Trotz des Dämpfers beim Gewinn zu Jahresbeginn bekräftigte das Management den Ausblick für den Konzern im laufenden Jahr. Demnach soll der Umsatz um bis zu fünf Prozent steigen und die operative Rendite zwischen 6,5 und 7,5 Prozent liegen. Analysten hatten dieses Ziel in den vergangenen Monaten als wenig ambitioniert kritisiert. Im Auftaktquartal sank die Marge wegen der neuen Rechnungslegung und anderen Effekten auf 7,2 von 7,8 Prozent vor einem Jahr. Bereinigt um die Sondereffekte blieben nach Berechnungen von Analysten 8,2 Prozent als operativer Gewinn vom Konzernumsatz hängen, der auf 58 Milliarden Euro kletterte.

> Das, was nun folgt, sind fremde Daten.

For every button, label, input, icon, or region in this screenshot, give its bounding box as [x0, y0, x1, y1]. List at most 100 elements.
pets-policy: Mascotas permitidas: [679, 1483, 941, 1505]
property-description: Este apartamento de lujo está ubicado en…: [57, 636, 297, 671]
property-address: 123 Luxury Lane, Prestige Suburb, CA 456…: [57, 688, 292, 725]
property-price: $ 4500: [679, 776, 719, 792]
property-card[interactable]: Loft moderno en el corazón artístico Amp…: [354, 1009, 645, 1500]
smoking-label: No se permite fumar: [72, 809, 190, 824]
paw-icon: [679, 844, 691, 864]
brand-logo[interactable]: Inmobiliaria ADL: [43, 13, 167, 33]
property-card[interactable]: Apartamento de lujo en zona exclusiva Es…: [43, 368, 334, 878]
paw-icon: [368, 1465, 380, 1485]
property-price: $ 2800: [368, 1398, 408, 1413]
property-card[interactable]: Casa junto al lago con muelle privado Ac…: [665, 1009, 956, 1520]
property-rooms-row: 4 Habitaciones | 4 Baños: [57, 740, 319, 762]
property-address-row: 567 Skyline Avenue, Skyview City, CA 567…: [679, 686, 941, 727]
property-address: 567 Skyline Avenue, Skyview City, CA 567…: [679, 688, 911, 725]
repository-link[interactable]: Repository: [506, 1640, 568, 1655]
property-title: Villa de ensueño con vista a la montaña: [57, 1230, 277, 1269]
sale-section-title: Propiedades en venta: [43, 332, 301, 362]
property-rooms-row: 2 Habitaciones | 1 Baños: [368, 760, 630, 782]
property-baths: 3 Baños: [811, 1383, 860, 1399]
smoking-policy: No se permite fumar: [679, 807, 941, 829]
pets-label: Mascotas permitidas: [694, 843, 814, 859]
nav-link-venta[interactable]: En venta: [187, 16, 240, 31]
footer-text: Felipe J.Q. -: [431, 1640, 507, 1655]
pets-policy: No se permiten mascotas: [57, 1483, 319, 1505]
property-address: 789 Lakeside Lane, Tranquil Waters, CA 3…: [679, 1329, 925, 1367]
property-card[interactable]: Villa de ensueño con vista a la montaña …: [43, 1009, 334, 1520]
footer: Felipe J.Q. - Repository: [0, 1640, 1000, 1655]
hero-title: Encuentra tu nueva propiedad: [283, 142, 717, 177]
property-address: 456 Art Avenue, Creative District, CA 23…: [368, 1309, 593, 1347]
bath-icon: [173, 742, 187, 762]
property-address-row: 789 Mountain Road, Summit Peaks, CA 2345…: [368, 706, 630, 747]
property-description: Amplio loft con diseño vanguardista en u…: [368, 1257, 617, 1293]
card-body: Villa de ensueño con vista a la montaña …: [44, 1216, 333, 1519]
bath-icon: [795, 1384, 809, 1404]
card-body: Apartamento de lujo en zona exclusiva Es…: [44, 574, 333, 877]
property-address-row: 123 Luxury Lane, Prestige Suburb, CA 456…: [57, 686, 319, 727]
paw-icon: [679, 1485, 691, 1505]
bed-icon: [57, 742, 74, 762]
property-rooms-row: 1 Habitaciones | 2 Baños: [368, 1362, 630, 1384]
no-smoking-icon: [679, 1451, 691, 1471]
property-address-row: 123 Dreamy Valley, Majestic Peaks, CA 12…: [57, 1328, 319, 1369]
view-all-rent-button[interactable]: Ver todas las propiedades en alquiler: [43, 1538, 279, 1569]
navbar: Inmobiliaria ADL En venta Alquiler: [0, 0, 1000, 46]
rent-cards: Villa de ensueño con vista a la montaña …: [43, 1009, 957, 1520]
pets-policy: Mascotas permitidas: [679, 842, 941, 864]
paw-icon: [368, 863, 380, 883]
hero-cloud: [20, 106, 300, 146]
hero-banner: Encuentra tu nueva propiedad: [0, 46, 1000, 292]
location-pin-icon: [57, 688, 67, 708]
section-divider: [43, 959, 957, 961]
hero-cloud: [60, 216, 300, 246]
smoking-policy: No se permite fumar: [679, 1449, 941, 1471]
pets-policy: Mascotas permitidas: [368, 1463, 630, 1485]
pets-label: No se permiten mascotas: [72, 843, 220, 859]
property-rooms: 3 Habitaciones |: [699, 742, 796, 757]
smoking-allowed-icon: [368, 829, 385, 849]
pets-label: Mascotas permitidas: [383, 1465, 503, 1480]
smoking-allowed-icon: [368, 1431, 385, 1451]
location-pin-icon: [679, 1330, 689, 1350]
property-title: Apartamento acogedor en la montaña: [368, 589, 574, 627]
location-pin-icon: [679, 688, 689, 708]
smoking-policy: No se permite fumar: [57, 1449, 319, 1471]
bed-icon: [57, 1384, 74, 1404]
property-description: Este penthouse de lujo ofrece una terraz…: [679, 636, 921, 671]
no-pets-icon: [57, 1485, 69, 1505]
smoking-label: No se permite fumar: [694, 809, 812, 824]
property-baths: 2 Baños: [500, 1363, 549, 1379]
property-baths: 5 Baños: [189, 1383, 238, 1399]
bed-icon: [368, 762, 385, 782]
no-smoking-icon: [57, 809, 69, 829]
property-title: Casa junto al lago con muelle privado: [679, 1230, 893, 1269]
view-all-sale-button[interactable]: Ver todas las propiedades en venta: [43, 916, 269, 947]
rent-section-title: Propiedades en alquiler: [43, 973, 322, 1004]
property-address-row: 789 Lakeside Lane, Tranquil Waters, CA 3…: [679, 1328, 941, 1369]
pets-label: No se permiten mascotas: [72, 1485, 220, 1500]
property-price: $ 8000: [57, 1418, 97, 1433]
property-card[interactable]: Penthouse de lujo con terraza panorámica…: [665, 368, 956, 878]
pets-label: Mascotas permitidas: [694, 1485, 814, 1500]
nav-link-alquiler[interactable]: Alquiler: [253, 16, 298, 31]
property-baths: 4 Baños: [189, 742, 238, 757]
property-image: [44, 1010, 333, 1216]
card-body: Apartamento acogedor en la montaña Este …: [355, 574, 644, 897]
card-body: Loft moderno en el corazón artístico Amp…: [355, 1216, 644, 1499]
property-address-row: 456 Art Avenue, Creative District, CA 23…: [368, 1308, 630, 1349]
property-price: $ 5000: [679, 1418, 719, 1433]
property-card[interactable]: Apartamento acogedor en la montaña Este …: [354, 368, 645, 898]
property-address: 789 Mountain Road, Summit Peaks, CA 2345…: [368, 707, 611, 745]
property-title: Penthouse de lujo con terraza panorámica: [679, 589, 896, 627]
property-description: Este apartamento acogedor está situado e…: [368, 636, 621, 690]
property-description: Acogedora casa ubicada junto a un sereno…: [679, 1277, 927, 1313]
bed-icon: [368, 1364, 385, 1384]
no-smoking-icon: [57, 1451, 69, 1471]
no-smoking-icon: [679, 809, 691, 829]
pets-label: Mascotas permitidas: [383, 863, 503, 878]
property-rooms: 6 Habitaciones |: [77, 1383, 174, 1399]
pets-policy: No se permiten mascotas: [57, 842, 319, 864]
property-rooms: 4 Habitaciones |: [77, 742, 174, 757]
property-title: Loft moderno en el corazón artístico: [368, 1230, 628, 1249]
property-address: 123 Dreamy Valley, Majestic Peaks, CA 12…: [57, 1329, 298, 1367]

Diess hatte Mitte April überraschend Matthias Müller an der Spitze des weltgrößten Autokonzerns abgelöst. Er baut die Führung in sechs Geschäftsfelder um, wobei die Marken künftig in den Segmenten Massenmarkt, Premium und Luxus gebündelt werden. So will Diess erreichen, dass der schwerfällige Tanker wendiger wird und Doppelarbeiten vermieden werden. Unternehmenskenner gehen davon aus, dass Volkswagen dadurch schlummernde Kräfte freisetzen kann und der Gewinn steigt. Insider halten schon in drei, vier Jahren einen Betriebsgewinn von 25 Milliarden Euro für möglich. Im vergangenen Jahr lag das Ergebnis vor Sondereinflüssen bei 17 Milliarden Euro, ein Rekord. Davon flossen für die Aufarbeitung des Dieselskandals weitere Milliarden ab. Dennoch war der Reingewinn mit 11,6 Milliarden Euro beinahe doppelt so hoch wie im Vorjahr. Zu Jahresbeginn hielten sich die Mittelabflüsse durch Dieselgate in Grenzen.